When most people think of communication, they immediately recall words, speech, phrases, phone calls. But sign language is entirely visual; there is no spoken element of it. Pamela Weisman makes a really interesting point in her TEDtalk by saying “If you aren’t looking at the person you’re signing with, there’s no communication. Every second you look away you’re missing important aspects of your conversation, this makes communication more intimate and deeper connections are made. To the hearing, communication has become this thing we hardly even think about anymore.”

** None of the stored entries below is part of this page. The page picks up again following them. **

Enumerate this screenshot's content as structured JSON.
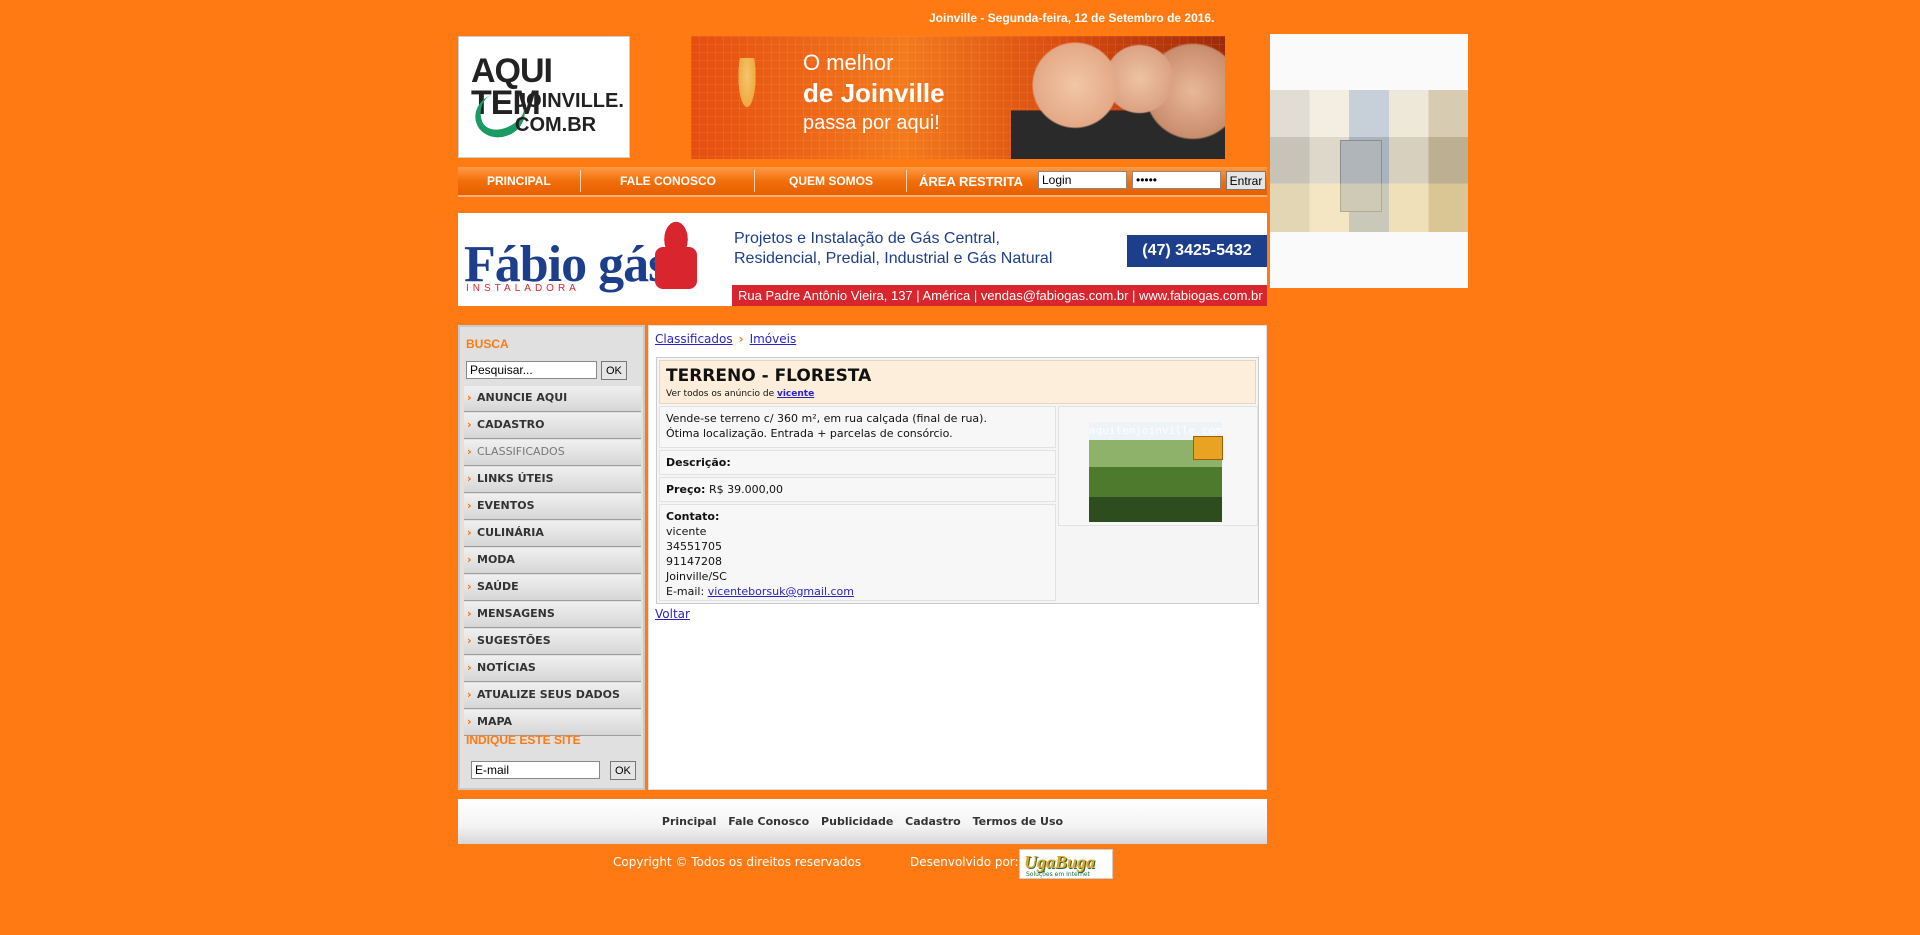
{
  "header": {
    "date_text": "Joinville - Segunda-feira, 12 de Setembro de 2016.",
    "logo": {
      "line1": "AQUI TEM",
      "line2": "JOINVILLE.",
      "line3": "COM.BR"
    },
    "banner": {
      "line1": "O melhor",
      "line2": "de Joinville",
      "line3": "passa por aqui!"
    }
  },
  "nav": {
    "items": [
      "PRINCIPAL",
      "FALE CONOSCO",
      "QUEM SOMOS"
    ],
    "restricted_label": "ÁREA RESTRITA",
    "login_value": "Login",
    "password_value": "•••••",
    "submit_label": "Entrar"
  },
  "ad": {
    "brand": "Fábio gás",
    "brand_sub": "INSTALADORA",
    "desc_line1": "Projetos e Instalação de Gás Central,",
    "desc_line2": "Residencial, Predial, Industrial e Gás Natural",
    "phone": "(47) 3425-5432",
    "address": "Rua Padre Antônio Vieira, 137 | América | vendas@fabiogas.com.br | www.fabiogas.com.br"
  },
  "sidebar": {
    "search_heading": "BUSCA",
    "search_placeholder": "Pesquisar...",
    "ok_label": "OK",
    "menu": [
      "ANUNCIE AQUI",
      "CADASTRO",
      "CLASSIFICADOS",
      "LINKS ÚTEIS",
      "EVENTOS",
      "CULINÁRIA",
      "MODA",
      "SAÚDE",
      "MENSAGENS",
      "SUGESTÕES",
      "NOTÍCIAS",
      "ATUALIZE SEUS DADOS",
      "MAPA"
    ],
    "indique_heading": "INDIQUE ESTE SITE",
    "email_value": "E-mail"
  },
  "content": {
    "breadcrumb": [
      "Classificados",
      "Imóveis"
    ],
    "listing": {
      "title": "TERRENO - FLORESTA",
      "by_prefix": "Ver todos os anúncio de ",
      "by_user": "vicente",
      "summary_line1": "Vende-se terreno c/ 360 m², em rua calçada (final de rua).",
      "summary_line2": "Ótima localização. Entrada + parcelas de consórcio.",
      "descricao_label": "Descrição:",
      "preco_label": "Preço:",
      "preco_value": "R$ 39.000,00",
      "contato_label": "Contato:",
      "contato_name": "vicente",
      "contato_phone1": "34551705",
      "contato_phone2": "91147208",
      "contato_city": "Joinville/SC",
      "email_label": "E-mail: ",
      "email": "vicenteborsuk@gmail.com",
      "photo_watermark": "aquitemjoinville.com.br"
    },
    "back_label": "Voltar"
  },
  "footer": {
    "links": [
      "Principal",
      "Fale Conosco",
      "Publicidade",
      "Cadastro",
      "Termos de Uso"
    ],
    "copyright": "Copyright © Todos os direitos reservados",
    "developed_by": "Desenvolvido por:",
    "dev_logo": "UgaBuga",
    "dev_logo_sub": "Soluções em Internet"
  }
}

One of the first things that drew me to sign language was the visual component of it. In our modern world where many conversations happen with the barrier of a screen, I wanted to understand ASL in terms of total communication. If we all had to communicate using sign language, every hearing person would have to put down his or her iPhones and laptops while having a conversation. And while this would be a challenge for many people in today’s society, I would love to see communication like that.
As Weisman said, sign language allows for deeper more meaningful connections because it demands more attention and thought. Recognizing this aspect of sign language, can be helpful in improving all modes of communication. If we all realized the attentiveness and care that goes into sign language, we could apply that to spoken conversations and develop even better communication skills, even in a hearing community.